Only 35 minutes from the hotel
Avignon has inherited an exceptional heritage from its flamboyant past as the capital of Christianity, much of which is listed as world heritage by UNESCO.
Located at the foot of the Rocher des Doms, crossed by the Rhône, and protected from the Mistral wind by its old city walls, Avignon (40 km from the hotel) is a must-visit on your trip to Provence. A town of art and culture at the meeting place of three departments (Vaucluse, Bouches-du-Rhône and Gard), Avignon sits elegantly along the banks of the river. The former Papal City (seven popes resided here between 1309 and 1376, along with two antipopes thereafter) has not only managed to preserve superb monuments from its illustrious past but it also successfully becomes an immense open-air theatre during the month of July thanks to its theatre festival, where everyone can join in.

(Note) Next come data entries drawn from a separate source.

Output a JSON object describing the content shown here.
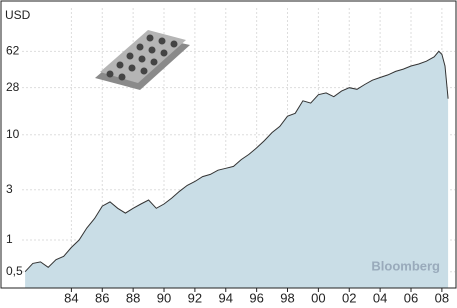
{
  "chart_data": {
    "type": "area",
    "y_label": "USD",
    "watermark": "Bloomberg",
    "log_scale": true,
    "grid": true,
    "color": "#c9dde6",
    "line_color": "#333333",
    "x": [
      1981,
      1981.5,
      1982,
      1982.5,
      1983,
      1983.5,
      1984,
      1984.5,
      1985,
      1985.5,
      1986,
      1986.5,
      1987,
      1987.5,
      1988,
      1988.5,
      1989,
      1989.5,
      1990,
      1990.5,
      1991,
      1991.5,
      1992,
      1992.5,
      1993,
      1993.5,
      1994,
      1994.5,
      1995,
      1995.5,
      1996,
      1996.5,
      1997,
      1997.5,
      1998,
      1998.5,
      1999,
      1999.5,
      2000,
      2000.5,
      2001,
      2001.5,
      2002,
      2002.5,
      2003,
      2003.5,
      2004,
      2004.5,
      2005,
      2005.5,
      2006,
      2006.5,
      2007,
      2007.5,
      2007.8,
      2008,
      2008.2,
      2008.4
    ],
    "values": [
      0.5,
      0.6,
      0.62,
      0.55,
      0.65,
      0.7,
      0.85,
      1.0,
      1.3,
      1.6,
      2.1,
      2.3,
      2.0,
      1.8,
      2.0,
      2.2,
      2.4,
      2.0,
      2.2,
      2.5,
      2.9,
      3.3,
      3.6,
      4.0,
      4.2,
      4.6,
      4.8,
      5.0,
      5.8,
      6.5,
      7.5,
      8.8,
      10.5,
      12,
      15,
      16,
      21,
      20,
      24,
      25,
      23,
      26,
      28,
      27,
      30,
      33,
      35,
      37,
      40,
      42,
      45,
      47,
      50,
      55,
      62,
      58,
      45,
      22
    ],
    "xlim": [
      1980.8,
      2008.85
    ],
    "ylim": [
      0.35,
      160
    ],
    "xticks": [
      {
        "value": 1984,
        "label": "84"
      },
      {
        "value": 1986,
        "label": "86"
      },
      {
        "value": 1988,
        "label": "88"
      },
      {
        "value": 1990,
        "label": "90"
      },
      {
        "value": 1992,
        "label": "92"
      },
      {
        "value": 1994,
        "label": "94"
      },
      {
        "value": 1996,
        "label": "96"
      },
      {
        "value": 1998,
        "label": "98"
      },
      {
        "value": 2000,
        "label": "00"
      },
      {
        "value": 2002,
        "label": "02"
      },
      {
        "value": 2004,
        "label": "04"
      },
      {
        "value": 2006,
        "label": "06"
      },
      {
        "value": 2008,
        "label": "08"
      }
    ],
    "yticks": [
      {
        "value": 0.5,
        "label": "0,5"
      },
      1,
      3,
      10,
      28,
      62
    ]
  }
}
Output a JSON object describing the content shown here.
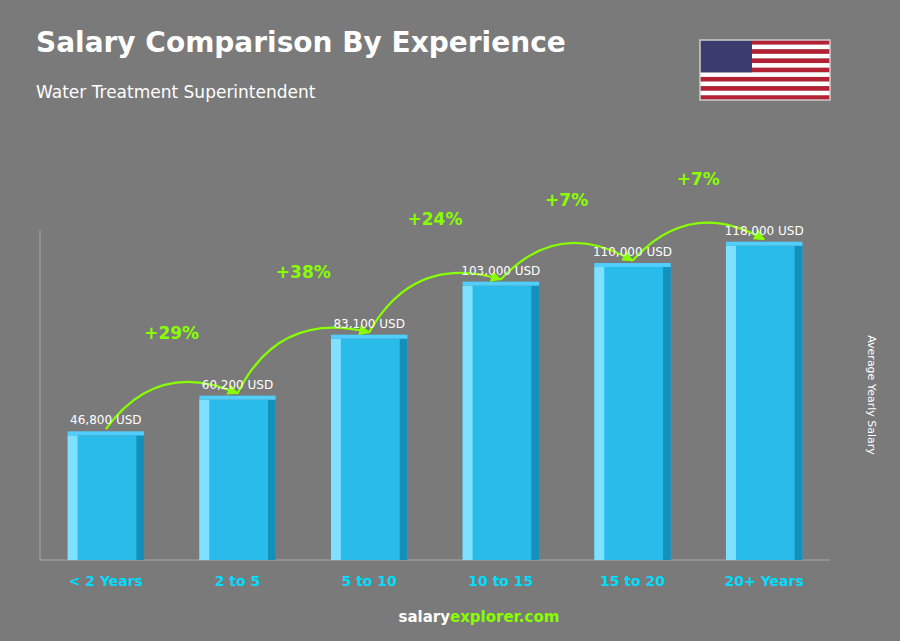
{
  "chart_data": {
    "type": "bar",
    "title": "Salary Comparison By Experience",
    "subtitle": "Water Treatment Superintendent",
    "y_label": "Average Yearly Salary",
    "categories": [
      "< 2 Years",
      "2 to 5",
      "5 to 10",
      "10 to 15",
      "15 to 20",
      "20+ Years"
    ],
    "values": [
      46800,
      60200,
      83100,
      103000,
      110000,
      118000
    ],
    "value_labels": [
      "46,800 USD",
      "60,200 USD",
      "83,100 USD",
      "103,000 USD",
      "110,000 USD",
      "118,000 USD"
    ],
    "data_labels": true,
    "annotations": [
      "+29%",
      "+38%",
      "+24%",
      "+7%",
      "+7%"
    ],
    "footer": [
      "salary",
      "explorer.com"
    ],
    "color": "#29BCEB",
    "ylim": [
      0,
      123900
    ],
    "grid": false,
    "tick_labels": "x"
  }
}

All year round, travel back in time to the Palais des Papes, dance on the Pont d’Avignon, and marvel before the treasures of the Petit Palais.
The Palais des Papes d’Avignon is the largest Gothic palace in the world (15,000 m² of floor space, the equivalent of four Gothic cathedrals). The former papal palace boasts 25 places to visit, including the staterooms, the cloisters, and the private apartments of the pope, decorated in grandiose murals by the Italian artist Matteo Giovannetti.

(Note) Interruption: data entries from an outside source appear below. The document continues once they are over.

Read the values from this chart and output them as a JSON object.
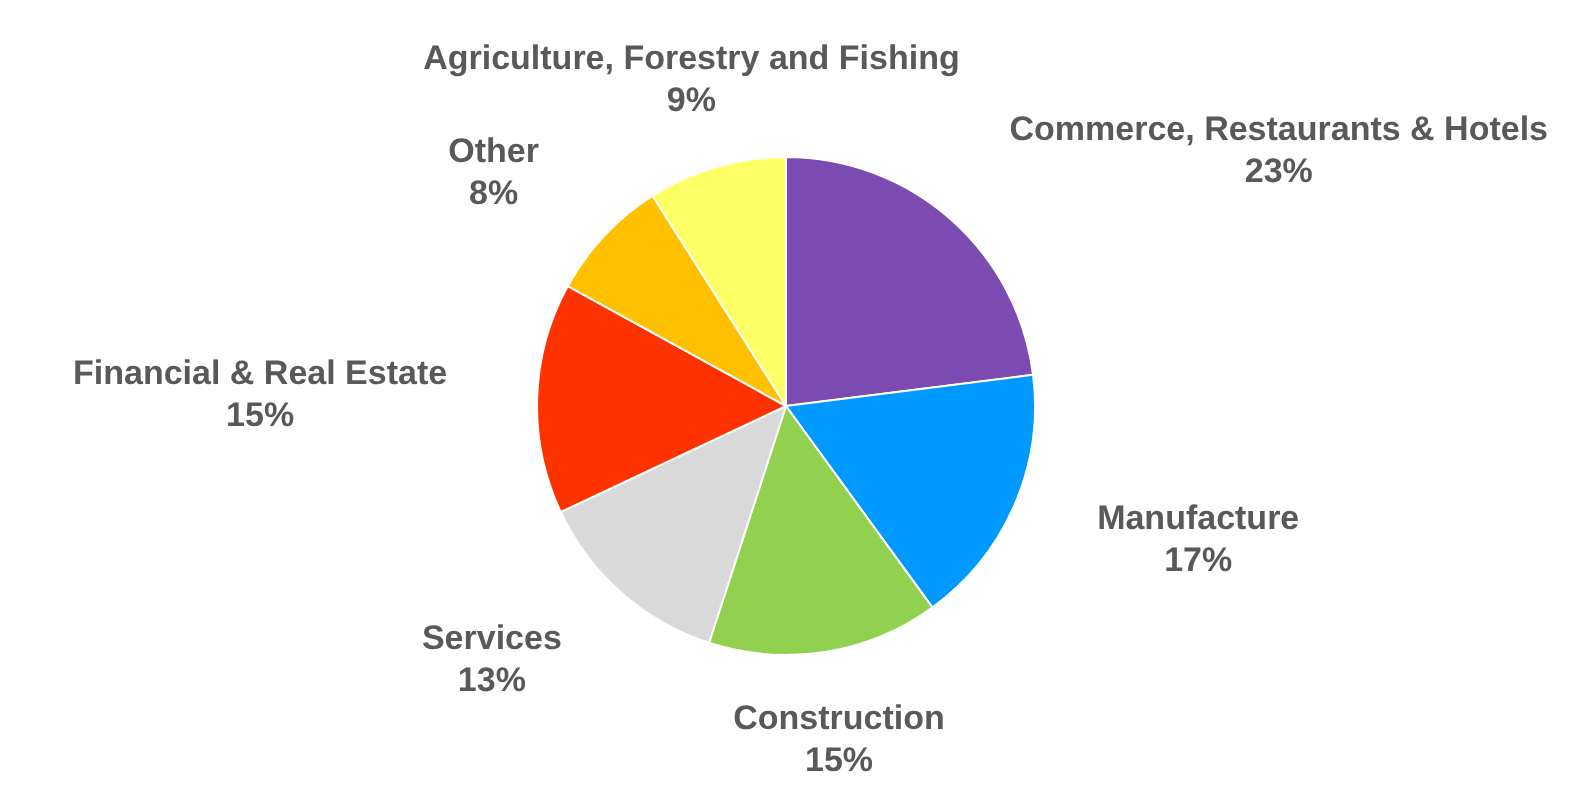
{
  "chart_data": {
    "type": "pie",
    "categories": [
      "Commerce, Restaurants & Hotels",
      "Manufacture",
      "Construction",
      "Services",
      "Financial & Real Estate",
      "Other",
      "Agriculture, Forestry and Fishing"
    ],
    "values": [
      23,
      17,
      15,
      13,
      15,
      8,
      9
    ],
    "value_labels": [
      "23%",
      "17%",
      "15%",
      "13%",
      "15%",
      "8%",
      "9%"
    ],
    "colors": [
      "#7b4bb2",
      "#0099ff",
      "#92d050",
      "#d9d9d9",
      "#ff3300",
      "#ffc000",
      "#ffff66"
    ],
    "legend": false
  }
}
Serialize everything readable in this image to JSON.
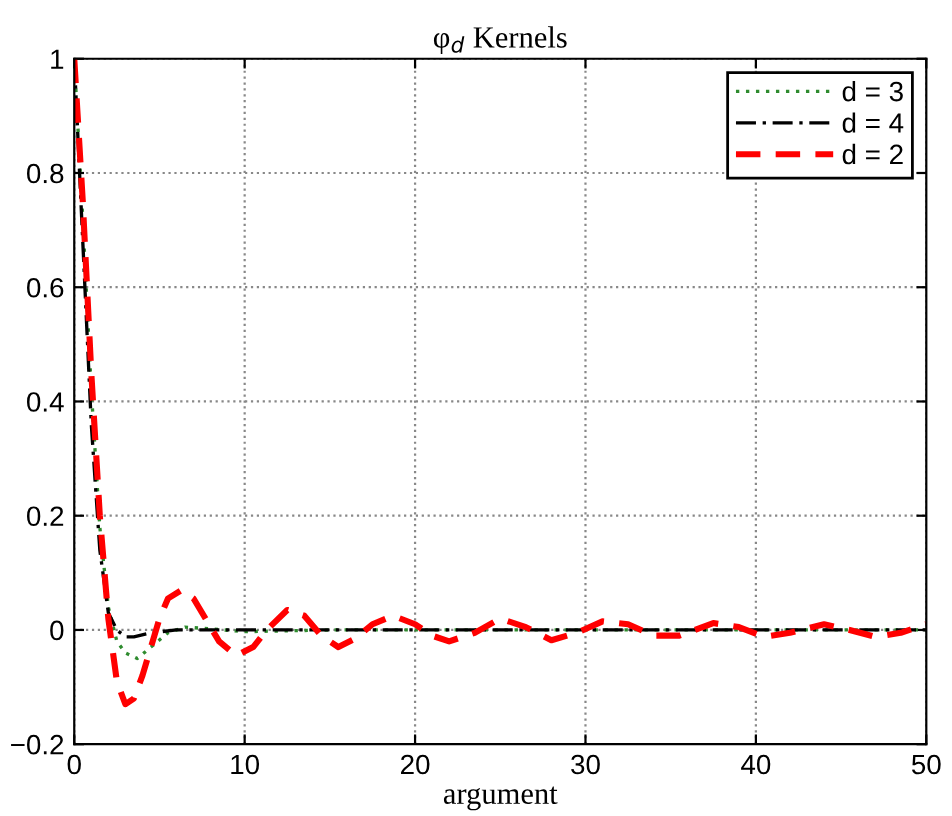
{
  "chart_data": {
    "type": "line",
    "title": "φ$_{d}$ Kernels",
    "xlabel": "argument",
    "xlim": [
      0,
      50
    ],
    "ylim": [
      -0.2,
      1
    ],
    "xticks": [
      0,
      10,
      20,
      30,
      40,
      50
    ],
    "yticks": [
      {
        "value": -0.2,
        "label": "−0.2"
      },
      0,
      0.2,
      0.4,
      0.6,
      0.8,
      1
    ],
    "grid": true,
    "legend": "top right",
    "marker": "none",
    "series": [
      {
        "name": "d = 3",
        "color": "#2e8b2e",
        "line_style": "dotted",
        "x": [
          0,
          0.5,
          1,
          1.5,
          2,
          2.5,
          3,
          3.7,
          4.5,
          5.5,
          6.5,
          8,
          10,
          15,
          20,
          30,
          40,
          50
        ],
        "values": [
          1,
          0.72,
          0.42,
          0.18,
          0.04,
          -0.02,
          -0.04,
          -0.05,
          -0.03,
          -0.005,
          0.005,
          0.002,
          -0.003,
          0,
          0,
          0,
          0,
          0
        ]
      },
      {
        "name": "d = 4",
        "color": "#000000",
        "line_style": "dashdot",
        "x": [
          0,
          0.5,
          1,
          1.5,
          2,
          2.5,
          3,
          3.5,
          4.5,
          6,
          10,
          20,
          30,
          40,
          50
        ],
        "values": [
          1,
          0.68,
          0.36,
          0.14,
          0.03,
          0.0,
          -0.012,
          -0.012,
          -0.005,
          0,
          0,
          0,
          0,
          0,
          0
        ]
      },
      {
        "name": "d = 2",
        "color": "#ff0000",
        "line_style": "dashed",
        "x": [
          0,
          0.5,
          1,
          1.5,
          2,
          2.5,
          3,
          3.5,
          4,
          4.5,
          5,
          5.5,
          6.3,
          7,
          7.7,
          8.5,
          9.5,
          10.5,
          11.3,
          12.5,
          13.5,
          14.5,
          15.5,
          16.5,
          17.5,
          18.7,
          20,
          21,
          22,
          23.5,
          25,
          26.5,
          28,
          29.5,
          31,
          32.5,
          34,
          35.5,
          37.5,
          39,
          40.5,
          42,
          44,
          45.5,
          47,
          48.5,
          50
        ],
        "values": [
          1,
          0.75,
          0.45,
          0.2,
          0.02,
          -0.09,
          -0.13,
          -0.12,
          -0.08,
          -0.03,
          0.02,
          0.055,
          0.07,
          0.055,
          0.02,
          -0.02,
          -0.045,
          -0.03,
          0.0,
          0.035,
          0.025,
          -0.01,
          -0.03,
          -0.015,
          0.01,
          0.025,
          0.01,
          -0.01,
          -0.02,
          -0.005,
          0.02,
          0.005,
          -0.018,
          -0.005,
          0.015,
          0.01,
          -0.01,
          -0.01,
          0.012,
          0.005,
          -0.012,
          -0.005,
          0.01,
          0.0,
          -0.012,
          -0.005,
          0.01
        ]
      }
    ]
  }
}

The Pont Saint Bézenet, better known as the “Pont d’Avignon” (Avignon Bridge) is a real technical feat! Built from the 12th century onwards, it used to connect both sides of the Rhône. A legendary and iconic monument of the area, only four of its original 22 arches remain today. This architectural oddity, which has raised many questions and interpretations, some more fanciful than others, has only accentuated the aura of this bridge, famed the world over thanks to the song “Sur le pont d’Avignon”.

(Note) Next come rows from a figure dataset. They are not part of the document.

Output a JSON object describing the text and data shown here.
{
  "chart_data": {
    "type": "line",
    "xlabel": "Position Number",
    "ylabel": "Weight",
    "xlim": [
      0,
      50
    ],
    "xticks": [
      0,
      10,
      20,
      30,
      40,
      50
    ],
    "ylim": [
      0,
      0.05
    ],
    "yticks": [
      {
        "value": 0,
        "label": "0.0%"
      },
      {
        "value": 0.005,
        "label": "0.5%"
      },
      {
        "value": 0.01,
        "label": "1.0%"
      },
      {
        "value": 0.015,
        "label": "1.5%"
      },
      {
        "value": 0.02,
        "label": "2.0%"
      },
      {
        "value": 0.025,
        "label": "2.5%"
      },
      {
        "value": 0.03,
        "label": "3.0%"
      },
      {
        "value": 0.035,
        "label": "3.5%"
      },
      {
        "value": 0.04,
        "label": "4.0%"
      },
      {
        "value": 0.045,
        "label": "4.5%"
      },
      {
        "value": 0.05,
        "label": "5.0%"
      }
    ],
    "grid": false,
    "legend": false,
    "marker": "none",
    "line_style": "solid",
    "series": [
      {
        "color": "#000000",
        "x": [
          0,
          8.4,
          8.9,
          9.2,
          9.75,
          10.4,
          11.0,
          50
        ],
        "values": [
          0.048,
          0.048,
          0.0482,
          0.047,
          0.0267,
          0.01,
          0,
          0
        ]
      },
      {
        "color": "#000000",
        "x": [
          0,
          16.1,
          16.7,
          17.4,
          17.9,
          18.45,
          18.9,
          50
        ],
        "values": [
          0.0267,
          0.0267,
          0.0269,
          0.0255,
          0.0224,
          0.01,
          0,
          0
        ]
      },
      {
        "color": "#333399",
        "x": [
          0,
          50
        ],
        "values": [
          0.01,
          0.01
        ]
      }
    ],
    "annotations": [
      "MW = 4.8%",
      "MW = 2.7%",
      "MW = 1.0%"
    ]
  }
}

The Musée du Petit Palais, located just beyond the Palais des Papes, is one of the great museums of medieval art in Europe. It houses a unique collection of paintings from the Middle Ages and the Italian Renaissance (with more than three hundred Italian primitives), including the Campana collection, an important reserve belonging to the Musée Calvet (Avignon School from the 13th to 16th century), and medieval sculpture from the 12th to 16th century from Avignon and its surrounding area.
“Intra-Muros” is what the people of Avignon call the part of the city inside the walls. At a length of 4.3 km, these fortifications designed to repel invaders have also helped (and continue to help) protect the inhabitants from flooding from the Rhône. A UNESCO World Heritage Site, these ramparts surround the old town and give it a special, timeless atmosphere.
The Notre Dame des Doms could almost overshadow the Palace of the Popes. With its majestic gilded lead statue of the Virgin Mary touching the sky and dominating the Rhône Valley from the Rocher des Doms, this religious building, built in the 12th century then modified in the 15th and 17th centuries is worth a lengthy visit.